Now to fit the KNN classifier we’ll start by standardizing the data.
scaler = StandardScaler(with_mean=True,
with_std=True,
copy=True)
X_std = scaler.fit_transform(X)
feature_std = pd.DataFrame(
X_std,
columns=X.columns);
feature_std.std()
indus 1.00099
nox 1.00099
age 1.00099
dis 1.00099
rad 1.00099
tax 1.00099
dtype: float64
X_train_std, X_test_std, y_train_std, y_test_std = train_test_split(feature_std, y, test_size=0.4,random_state=1)
error_rate = {}
for k in range(1, 200):
knn = KNeighborsClassifier(n_neighbors=k)
knn.fit(X_train_std, y_train_std)
knn_pred = knn.predict(X_test_std)
conf_mat = confusion_table(knn_pred, y_test_std)
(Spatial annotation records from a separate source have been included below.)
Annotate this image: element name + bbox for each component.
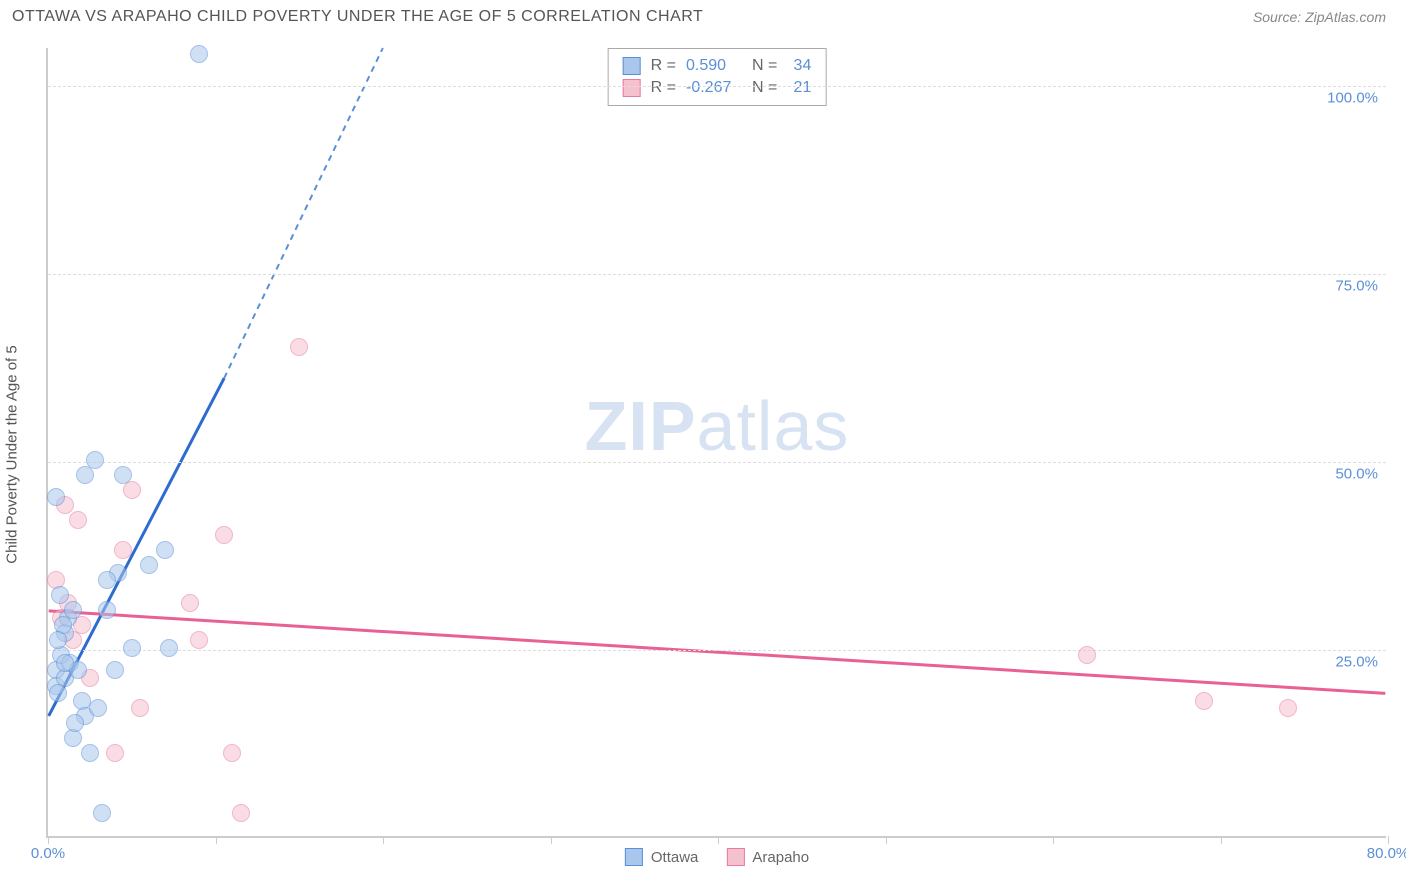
stat-n-label: N = [752, 57, 777, 75]
chart-title: OTTAWA VS ARAPAHO CHILD POVERTY UNDER TH… [12, 8, 703, 26]
x-tick [1053, 836, 1054, 844]
scatter-chart: ZIPatlas R = 0.590 N = 34 R = -0.267 N =… [46, 48, 1386, 838]
y-tick-label: 100.0% [1327, 89, 1378, 106]
data-point [49, 631, 67, 649]
data-point [56, 654, 74, 672]
data-point [190, 45, 208, 63]
data-point [47, 488, 65, 506]
y-tick-label: 75.0% [1335, 277, 1378, 294]
data-point [76, 466, 94, 484]
trend-line [49, 611, 1386, 694]
arapaho-swatch [623, 79, 641, 97]
data-point [1279, 699, 1297, 717]
ottawa-n-value: 34 [787, 57, 811, 75]
x-tick [383, 836, 384, 844]
data-point [114, 541, 132, 559]
ottawa-swatch [623, 57, 641, 75]
data-point [1195, 692, 1213, 710]
source-attribution: Source: ZipAtlas.com [1253, 9, 1386, 25]
ottawa-r-value: 0.590 [686, 57, 742, 75]
stat-n-label: N = [752, 79, 777, 97]
x-tick-label: 80.0% [1367, 845, 1406, 862]
data-point [131, 699, 149, 717]
x-tick [718, 836, 719, 844]
stats-row-arapaho: R = -0.267 N = 21 [623, 77, 812, 99]
data-point [290, 338, 308, 356]
data-point [215, 526, 233, 544]
watermark-rest: atlas [697, 387, 850, 465]
trend-lines-svg [48, 48, 1386, 836]
data-point [49, 684, 67, 702]
data-point [86, 451, 104, 469]
arapaho-n-value: 21 [787, 79, 811, 97]
y-tick-label: 25.0% [1335, 653, 1378, 670]
stats-row-ottawa: R = 0.590 N = 34 [623, 55, 812, 77]
ottawa-swatch-icon [625, 848, 643, 866]
data-point [106, 744, 124, 762]
trend-line [224, 48, 383, 378]
bottom-legend: Ottawa Arapaho [625, 848, 809, 866]
legend-item-arapaho: Arapaho [726, 848, 809, 866]
data-point [98, 571, 116, 589]
x-tick [48, 836, 49, 844]
data-point [89, 699, 107, 717]
data-point [66, 714, 84, 732]
stats-legend-box: R = 0.590 N = 34 R = -0.267 N = 21 [608, 48, 827, 106]
data-point [93, 804, 111, 822]
data-point [160, 639, 178, 657]
data-point [190, 631, 208, 649]
data-point [106, 661, 124, 679]
gridline [48, 462, 1386, 463]
x-tick [551, 836, 552, 844]
data-point [140, 556, 158, 574]
ottawa-legend-label: Ottawa [651, 849, 699, 866]
arapaho-swatch-icon [726, 848, 744, 866]
x-tick [216, 836, 217, 844]
x-tick [1221, 836, 1222, 844]
data-point [51, 586, 69, 604]
stat-r-label: R = [651, 57, 676, 75]
y-axis-label: Child Poverty Under the Age of 5 [4, 345, 21, 563]
legend-item-ottawa: Ottawa [625, 848, 699, 866]
x-tick-label: 0.0% [31, 845, 65, 862]
arapaho-r-value: -0.267 [686, 79, 742, 97]
data-point [156, 541, 174, 559]
data-point [123, 639, 141, 657]
gridline [48, 650, 1386, 651]
y-tick-label: 50.0% [1335, 465, 1378, 482]
watermark: ZIPatlas [585, 386, 850, 466]
arapaho-legend-label: Arapaho [752, 849, 809, 866]
gridline [48, 274, 1386, 275]
watermark-bold: ZIP [585, 387, 697, 465]
data-point [81, 744, 99, 762]
x-tick [1388, 836, 1389, 844]
data-point [69, 511, 87, 529]
data-point [1078, 646, 1096, 664]
data-point [98, 601, 116, 619]
gridline [48, 86, 1386, 87]
data-point [114, 466, 132, 484]
data-point [232, 804, 250, 822]
stat-r-label: R = [651, 79, 676, 97]
data-point [223, 744, 241, 762]
x-tick [886, 836, 887, 844]
data-point [181, 594, 199, 612]
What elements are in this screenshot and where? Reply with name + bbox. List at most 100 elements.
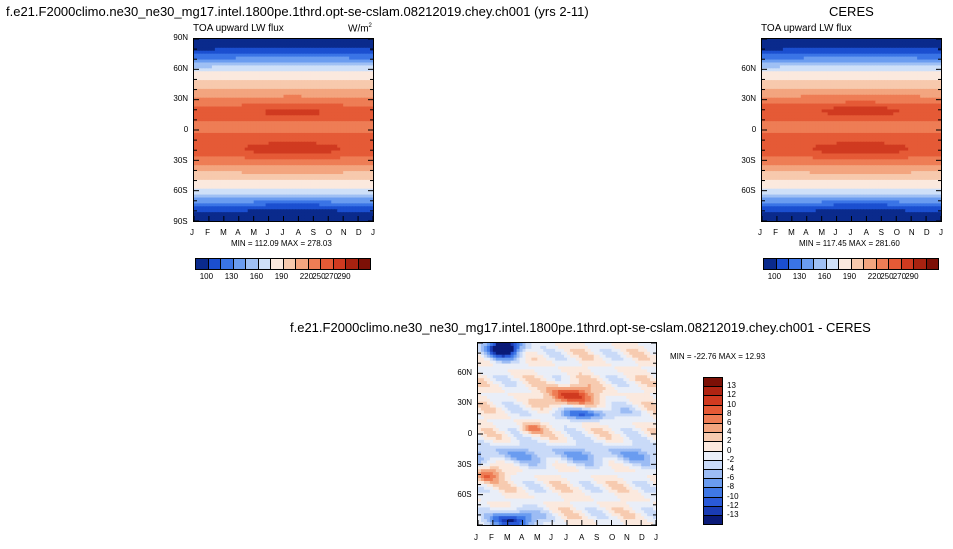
- contour-cell: [827, 39, 832, 43]
- contour-cell: [271, 97, 276, 102]
- contour-cell: [337, 138, 341, 143]
- contour-cell: [259, 156, 264, 160]
- contour-cell: [268, 194, 273, 199]
- contour-cell: [331, 138, 335, 143]
- contour-cell: [289, 56, 294, 61]
- contour-cell: [782, 88, 787, 93]
- contour-cell: [307, 171, 311, 175]
- contour-cell: [274, 197, 279, 202]
- contour-cell: [319, 212, 323, 216]
- contour-cell: [307, 162, 311, 166]
- contour-cell: [860, 50, 865, 55]
- contour-cell: [313, 176, 317, 181]
- contour-cell: [238, 179, 243, 184]
- contour-cell: [262, 62, 267, 67]
- contour-cell: [764, 59, 769, 64]
- contour-cell: [307, 94, 311, 99]
- contour-cell: [289, 191, 294, 196]
- contour-cell: [271, 94, 276, 99]
- contour-cell: [256, 80, 261, 84]
- contour-cell: [364, 59, 368, 64]
- contour-cell: [280, 118, 285, 122]
- contour-cell: [896, 47, 900, 52]
- contour-cell: [277, 97, 282, 102]
- contour-cell: [286, 118, 291, 122]
- contour-cell: [367, 59, 371, 64]
- contour-cell: [223, 115, 228, 119]
- contour-cell: [337, 156, 341, 160]
- contour-cell: [355, 182, 359, 187]
- contour-cell: [259, 74, 264, 78]
- contour-cell: [253, 162, 258, 166]
- contour-cell: [364, 165, 368, 169]
- contour-cell: [307, 59, 311, 64]
- contour-cell: [316, 156, 320, 160]
- contour-cell: [283, 159, 288, 163]
- contour-cell: [803, 41, 808, 46]
- contour-cell: [244, 121, 249, 125]
- contour-cell: [325, 218, 329, 221]
- contour-cell: [271, 103, 276, 108]
- contour-cell: [307, 100, 311, 105]
- contour-cell: [253, 88, 258, 93]
- contour-cell: [220, 144, 225, 149]
- contour-cell: [911, 83, 915, 87]
- contour-cell: [307, 41, 311, 46]
- contour-cell: [355, 159, 359, 163]
- contour-cell: [370, 215, 373, 219]
- contour-cell: [277, 71, 282, 75]
- contour-cell: [337, 106, 341, 111]
- contour-cell: [343, 212, 347, 216]
- contour-cell: [355, 168, 359, 172]
- contour-cell: [340, 153, 344, 158]
- contour-cell: [208, 188, 213, 193]
- contour-cell: [313, 109, 317, 113]
- contour-cell: [322, 50, 326, 55]
- contour-cell: [346, 109, 350, 113]
- contour-cell: [229, 50, 234, 55]
- contour-cell: [265, 109, 270, 113]
- contour-cell: [232, 132, 237, 137]
- contour-cell: [770, 94, 775, 99]
- contour-cell: [232, 124, 237, 128]
- contour-cell: [824, 56, 829, 61]
- contour-cell: [238, 74, 243, 78]
- contour-cell: [340, 191, 344, 196]
- contour-cell: [911, 62, 915, 67]
- contour-cell: [358, 53, 362, 58]
- contour-cell: [367, 162, 371, 166]
- contour-cell: [304, 80, 308, 84]
- contour-cell: [310, 179, 314, 184]
- contour-cell: [938, 71, 941, 75]
- contour-cell: [331, 39, 335, 43]
- contour-cell: [194, 144, 198, 149]
- contour-cell: [806, 39, 811, 43]
- contour-cell: [211, 144, 216, 149]
- contour-cell: [773, 94, 778, 99]
- contour-cell: [202, 115, 207, 119]
- contour-cell: [247, 47, 252, 52]
- contour-cell: [217, 118, 222, 122]
- contour-cell: [310, 83, 314, 87]
- contour-cell: [364, 121, 368, 125]
- contour-cell: [256, 47, 261, 52]
- contour-cell: [367, 80, 371, 84]
- contour-cell: [364, 71, 368, 75]
- contour-cell: [782, 68, 787, 72]
- contour-cell: [241, 165, 246, 169]
- contour-cell: [223, 124, 228, 128]
- contour-cell: [259, 80, 264, 84]
- contour-cell: [214, 156, 219, 160]
- contour-cell: [325, 94, 329, 99]
- contour-cell: [334, 91, 338, 96]
- contour-cell: [812, 39, 817, 43]
- contour-cell: [196, 88, 201, 93]
- contour-cell: [836, 39, 841, 43]
- contour-cell: [346, 59, 350, 64]
- contour-cell: [277, 218, 282, 221]
- contour-cell: [809, 74, 814, 78]
- contour-cell: [199, 118, 204, 122]
- contour-cell: [854, 77, 859, 81]
- contour-cell: [241, 141, 246, 146]
- contour-cell: [935, 44, 939, 49]
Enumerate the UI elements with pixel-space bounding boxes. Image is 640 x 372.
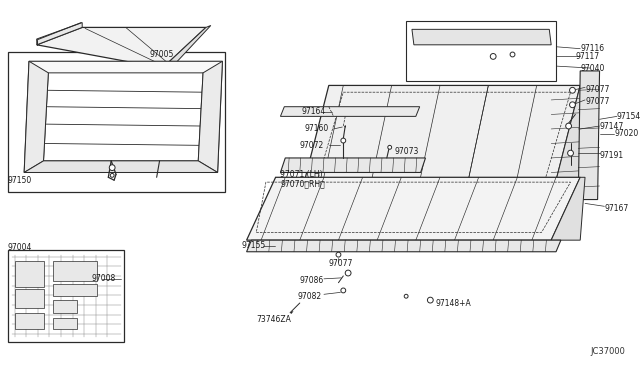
- Polygon shape: [579, 71, 600, 199]
- Polygon shape: [198, 61, 223, 173]
- Text: 97154: 97154: [617, 112, 640, 121]
- Bar: [8, 52, 225, 192]
- Polygon shape: [280, 107, 420, 116]
- Bar: [8, 250, 124, 342]
- Text: 97040: 97040: [580, 64, 605, 73]
- Polygon shape: [246, 240, 561, 252]
- Circle shape: [570, 87, 575, 93]
- Text: 97072: 97072: [300, 141, 324, 150]
- Text: 97082: 97082: [298, 292, 322, 301]
- Polygon shape: [53, 318, 77, 329]
- Bar: [406, 20, 556, 81]
- Polygon shape: [36, 28, 206, 68]
- Polygon shape: [15, 313, 44, 329]
- Text: 97004: 97004: [8, 243, 32, 252]
- Text: 97005: 97005: [150, 50, 174, 59]
- Text: 97077: 97077: [329, 259, 353, 268]
- Polygon shape: [15, 289, 44, 308]
- Text: 97167: 97167: [604, 204, 628, 213]
- Circle shape: [568, 150, 573, 156]
- Circle shape: [510, 52, 515, 57]
- Circle shape: [110, 173, 114, 177]
- Text: 97070〈RH〉: 97070〈RH〉: [280, 180, 325, 189]
- Text: 97155: 97155: [242, 241, 266, 250]
- Polygon shape: [53, 300, 77, 313]
- Text: 97148+A: 97148+A: [435, 298, 471, 308]
- Text: JC37000: JC37000: [590, 347, 625, 356]
- Polygon shape: [412, 29, 551, 45]
- Text: 97191: 97191: [600, 151, 623, 160]
- Polygon shape: [53, 284, 97, 296]
- Polygon shape: [24, 61, 223, 173]
- Polygon shape: [300, 199, 551, 206]
- Text: 97147: 97147: [600, 122, 624, 131]
- Circle shape: [341, 138, 346, 143]
- Text: 97164: 97164: [301, 107, 326, 116]
- Polygon shape: [53, 262, 97, 281]
- Text: 97071 (LH): 97071 (LH): [280, 170, 323, 179]
- Circle shape: [428, 297, 433, 303]
- Circle shape: [336, 252, 341, 257]
- Text: 97073: 97073: [394, 147, 419, 156]
- Text: 73746ZA: 73746ZA: [256, 315, 291, 324]
- Text: 97008: 97008: [92, 274, 116, 283]
- Polygon shape: [24, 61, 49, 173]
- Polygon shape: [36, 23, 82, 45]
- FancyArrowPatch shape: [291, 312, 293, 313]
- Text: 97020: 97020: [614, 129, 638, 138]
- Circle shape: [570, 102, 575, 108]
- Text: 97160: 97160: [305, 125, 329, 134]
- Polygon shape: [551, 177, 585, 240]
- Polygon shape: [246, 177, 580, 240]
- Polygon shape: [300, 86, 580, 199]
- Text: 97117: 97117: [575, 52, 600, 61]
- Text: 97150: 97150: [8, 176, 32, 185]
- Polygon shape: [163, 25, 211, 70]
- Text: 97086: 97086: [300, 276, 324, 285]
- Text: 97077: 97077: [585, 97, 609, 106]
- Circle shape: [490, 54, 496, 59]
- Circle shape: [109, 165, 115, 170]
- Polygon shape: [44, 73, 203, 161]
- Polygon shape: [15, 262, 44, 286]
- Polygon shape: [551, 86, 585, 199]
- Polygon shape: [280, 158, 426, 173]
- Circle shape: [566, 123, 572, 129]
- Circle shape: [388, 145, 392, 149]
- Polygon shape: [24, 161, 218, 173]
- Circle shape: [341, 288, 346, 293]
- Circle shape: [345, 270, 351, 276]
- Text: 97116: 97116: [580, 44, 604, 53]
- Text: 97077: 97077: [585, 85, 609, 94]
- Circle shape: [404, 294, 408, 298]
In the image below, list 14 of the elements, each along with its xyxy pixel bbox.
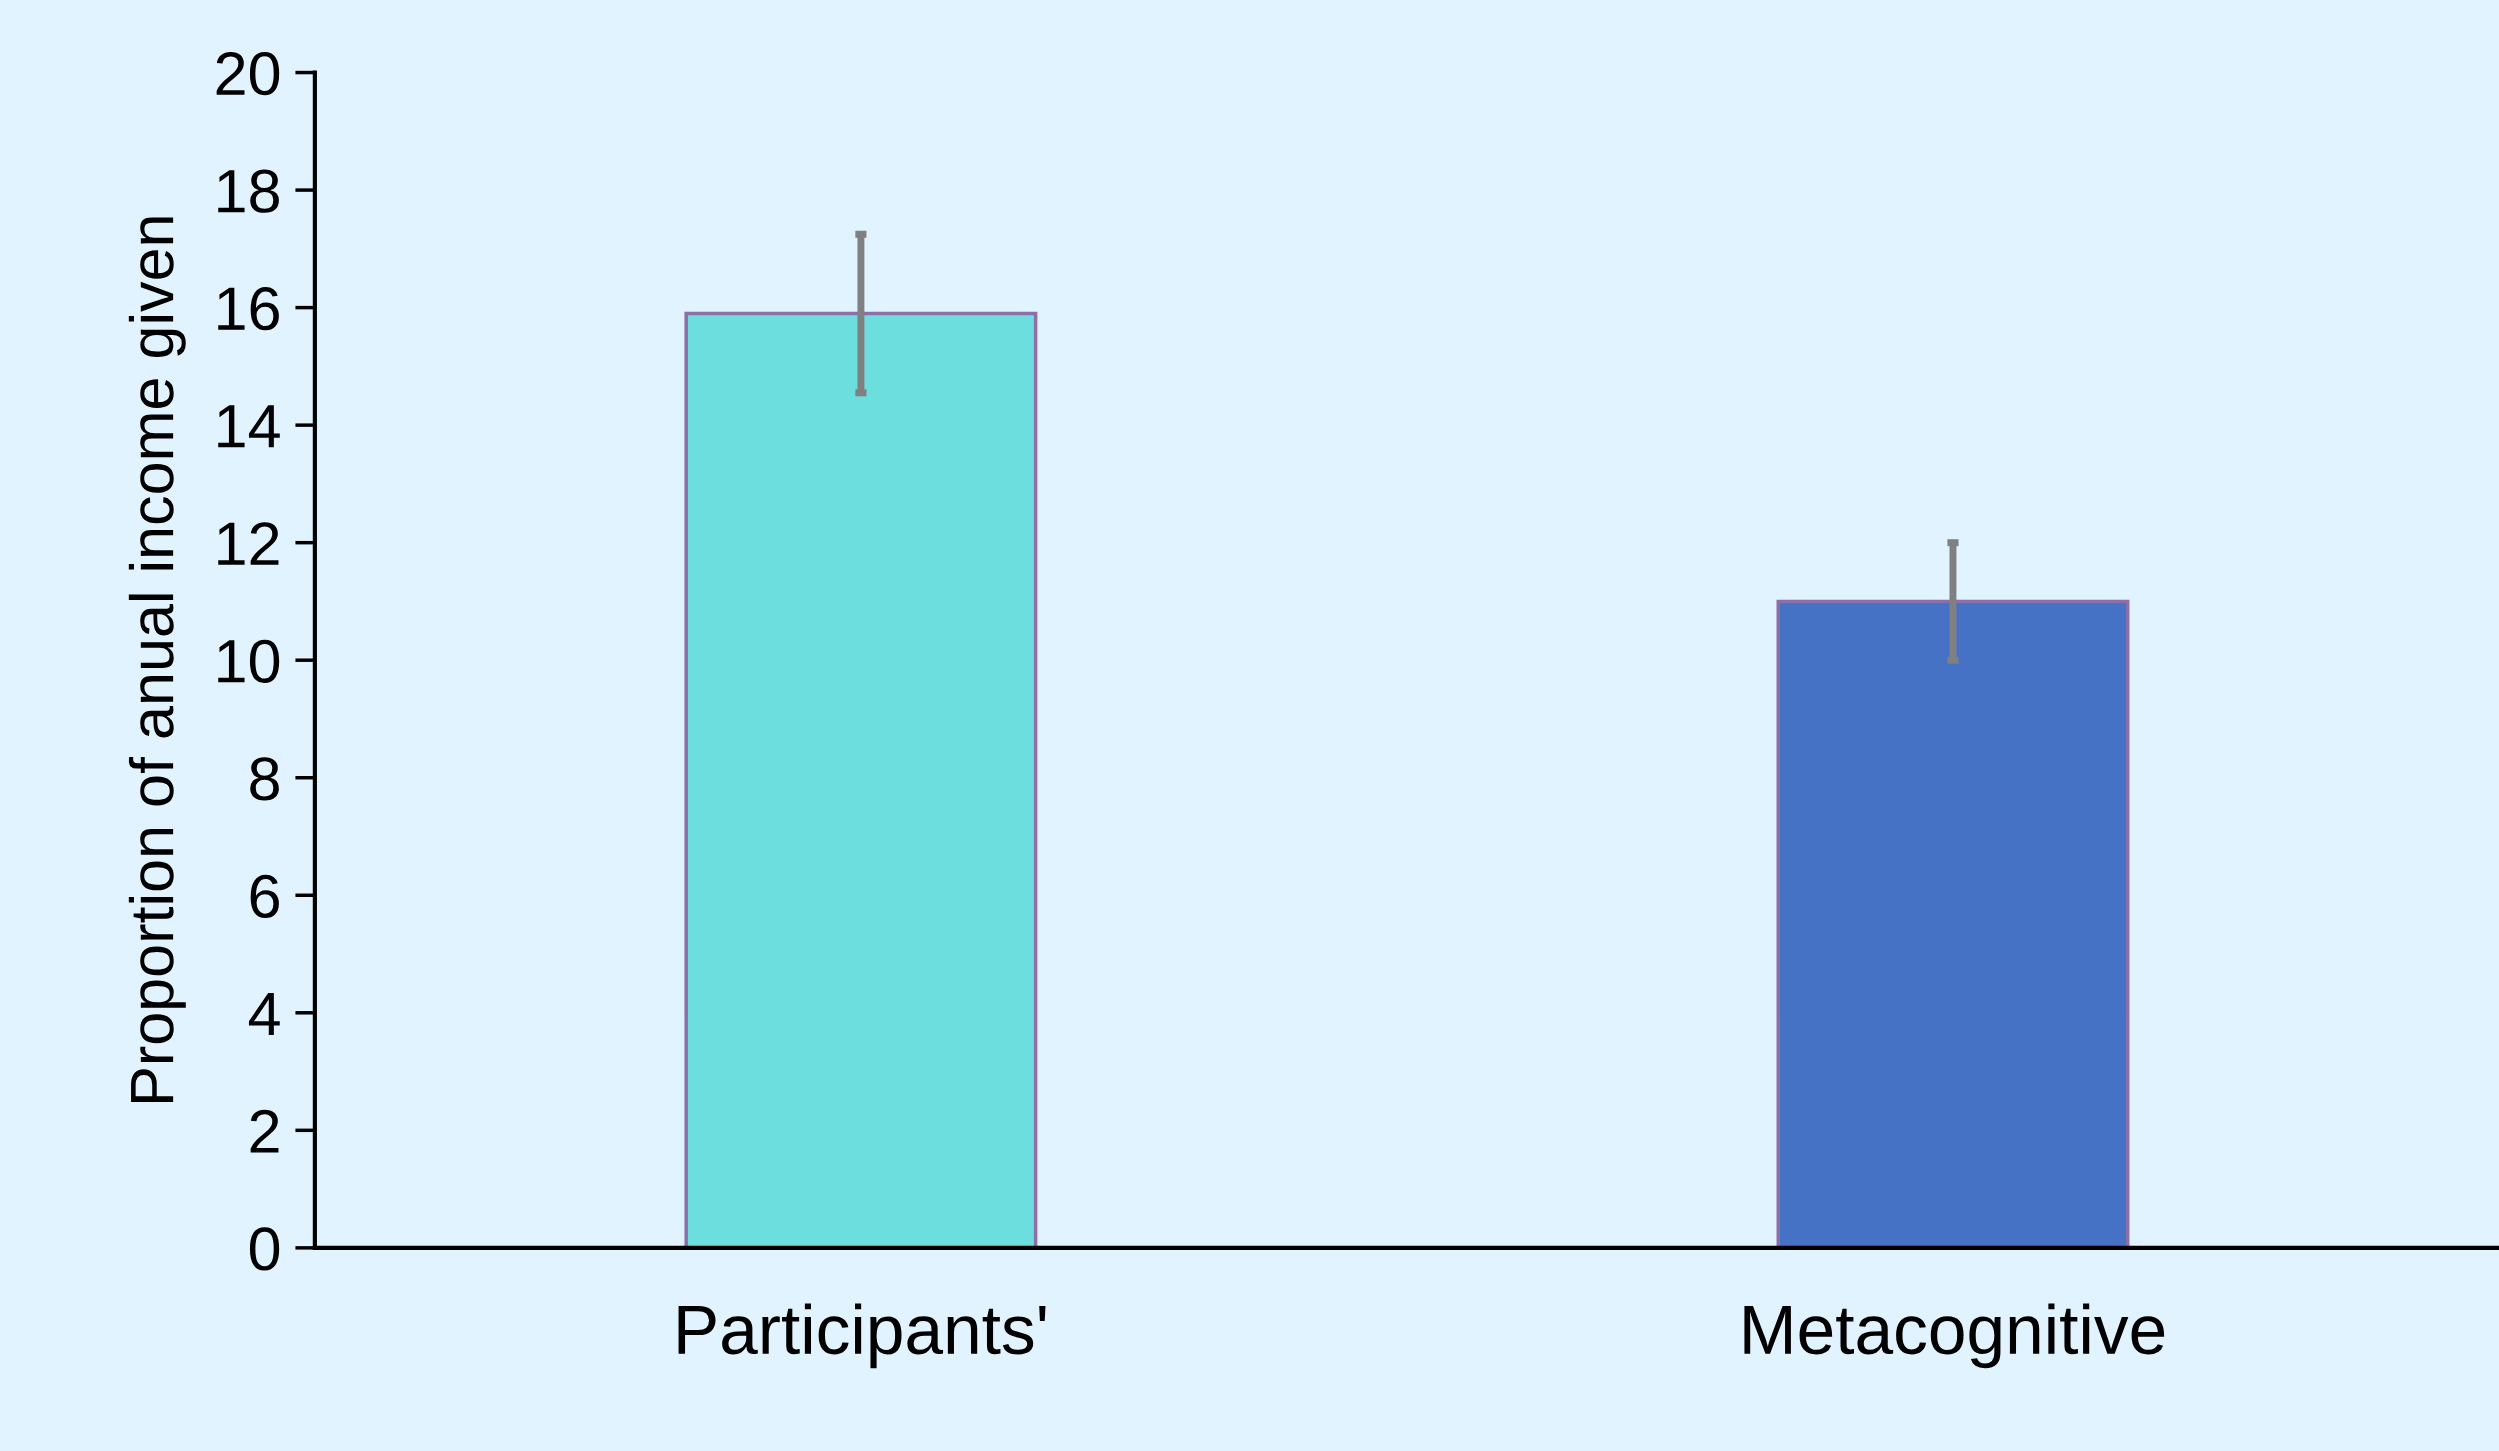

error_rate[k] = get_error_rate(conf_mat)
plt.plot(error_rate.keys(), error_rate.values())
plt.xlabel('K')
plt.ylabel('Error Rate');
k_min = min(error_rate, key=error_rate.get)
k_min, error_rate[k_min]
(6, 0.06403940886699508)
K = 6 seems to be the best value for the KNN classifier with a test error rate of 6.4%.